Jerman percepat perkembangan militer pada sedang “ancaman Rusia”

Berlin – Menteri Keamanan Jerman Boris Pistorius, Hari Sabtu (6/6), mengutarakan negaranya akan mengintensifkan upaya meningkatkan kekuatan kemampuan pencegahan militernya lalu mempercepat pengeluaran pertahanan pada sedang apa yang dimaksud menurut Berlin merupakan ancaman berkelanjutan dari Rusia.
"Kami terpaksa mengeluarkan tambahan sejumlah uang sebagai akibat dari ancaman keamanan — ancaman yang dimaksud ditimbulkan oleh Rusia, seperti yang digunakan harus berulang kali ditekankan," kata Pistorius untuk wartawan ke sela-sela Hari Angkatan Bersenjata Jerman (Bundeswehr) dalam kota Neubiberg, Jerman selatan.
"Kami mempercepat rute pengadaan akibat itulah yang digunakan paling penting.

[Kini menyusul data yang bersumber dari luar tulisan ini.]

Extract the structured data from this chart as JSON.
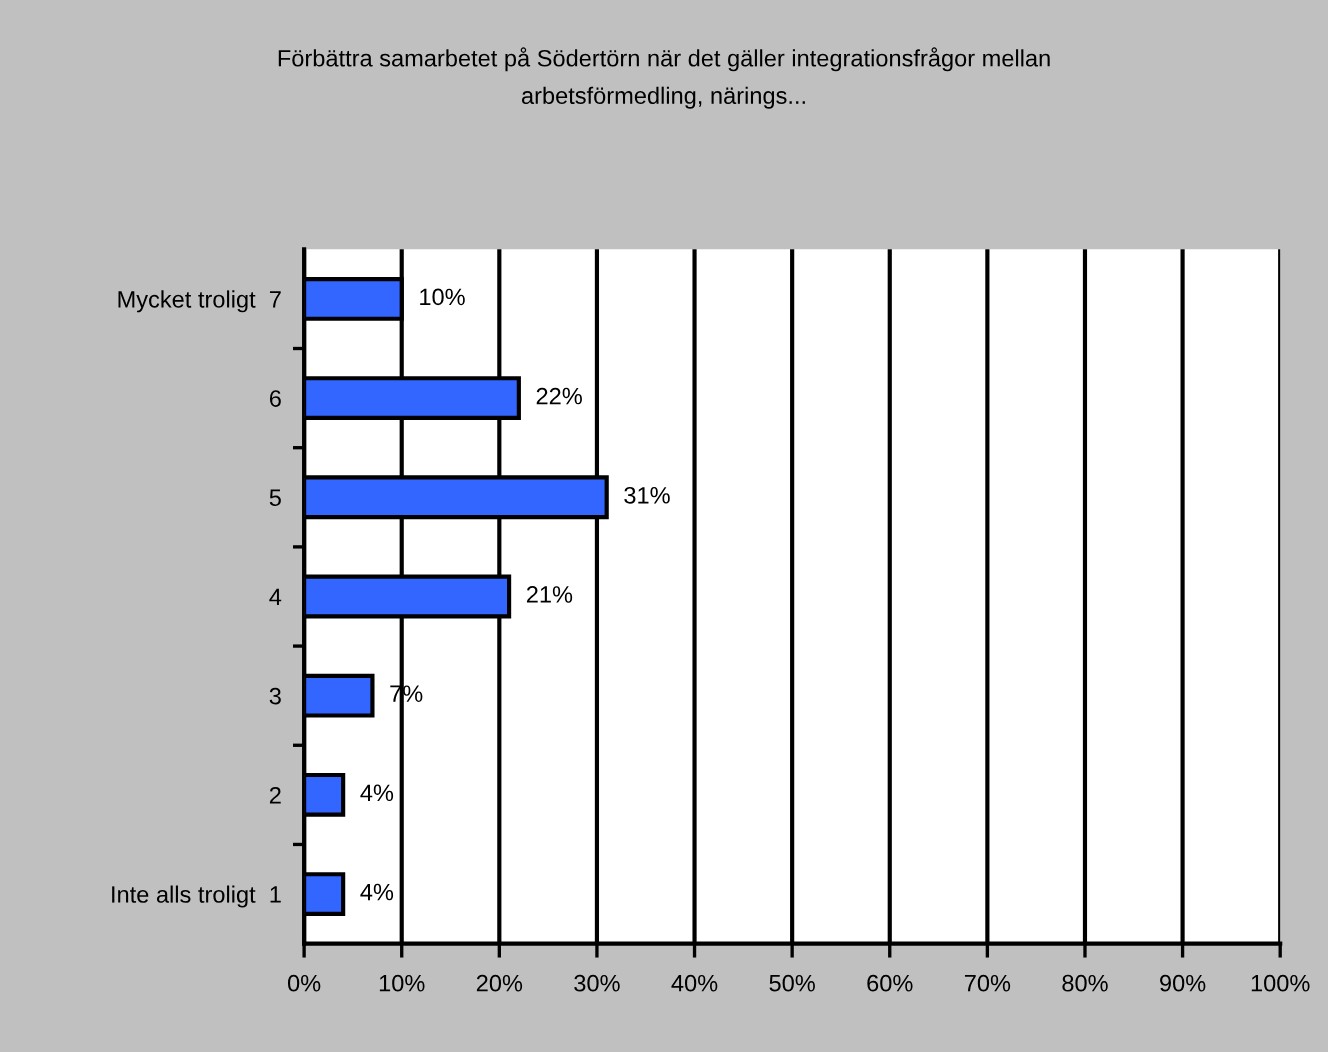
{
  "chart_data": {
    "type": "bar",
    "orientation": "horizontal",
    "title": "Förbättra samarbetet på Södertörn när det gäller integrationsfrågor mellan\narbetsförmedling, närings...",
    "categories": [
      "Mycket troligt  7",
      "6",
      "5",
      "4",
      "3",
      "2",
      "Inte alls troligt  1"
    ],
    "values": [
      10,
      22,
      31,
      21,
      7,
      4,
      4
    ],
    "value_labels": [
      "10%",
      "22%",
      "31%",
      "21%",
      "7%",
      "4%",
      "4%"
    ],
    "color": "#3366ff",
    "xlim": [
      0,
      100
    ],
    "xticks": [
      {
        "value": 0,
        "label": "0%"
      },
      {
        "value": 10,
        "label": "10%"
      },
      {
        "value": 20,
        "label": "20%"
      },
      {
        "value": 30,
        "label": "30%"
      },
      {
        "value": 40,
        "label": "40%"
      },
      {
        "value": 50,
        "label": "50%"
      },
      {
        "value": 60,
        "label": "60%"
      },
      {
        "value": 70,
        "label": "70%"
      },
      {
        "value": 80,
        "label": "80%"
      },
      {
        "value": 90,
        "label": "90%"
      },
      {
        "value": 100,
        "label": "100%"
      }
    ],
    "grid": "x"
  }
}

Prajurit yang dimaksud bertugas meyakinkan Bundeswehr mempunyai daya tangkal juga yang tersebut harus membela kami jikalau situasi memburuk berhak mendapatkan peralatan terbaik juga pelatihan terbaik, serta kami bekerja sangat keras untuk mewujudkannya," tambahnya.
Pistorius menekankan bahwa Jerman berhasrat memainkan peran sentral pada kemampuan militer NATO.
"Kami bekerja sangat keras dan juga bersatu untuk memverifikasi bahwa dana dibelanjakan secara efektif serta cepat, sehingga Bundeswehr dapat mengembangkan kemampuan pencegahan penuhnya dan, sebagai mitra terbesar NATO ke Eropa, memainkan peran sentral bersatu negara lain pada hal kemampuan pertahanan NATO," katanya.
Menteri pertahanan itu mengutarakan pada April bahwa strategi militer baru Jerman bertujuan untuk menjadikannya tentara konvensional terkuat di dalam Eropa pada 2039 sebagai bagian dari upaya menghindari Rusia.
Pada konferensi pes di Berlin, Pistorius menyatakan Bundeswehr sudah pernah mengadopsi strategi militer komprehensif pertamanya untuk mengidentifikasi skenario ancaman potensial kemudian meningkatkan kesiapan militer ke tahun-tahun mendatang.
"Kami meningkatkan jumlah keseluruhan tentara aktif, cadangan, kemudian pegawai sipil. Prinsip panduan kami adalah tujuan untuk mempunyai setidaknya 460.000 personel siap tempur, salah satunya pasukan berpartisipasi dan juga cadangan," kata Pistorius.
Sumber: Anadolu
Dilarang keras mengambil konten, melakukan crawling atau pengindeksan otomatis untuk Teknologi AI di dalam laman web ini tanpa izin tertoreh dari Kantor Berita ANTARA.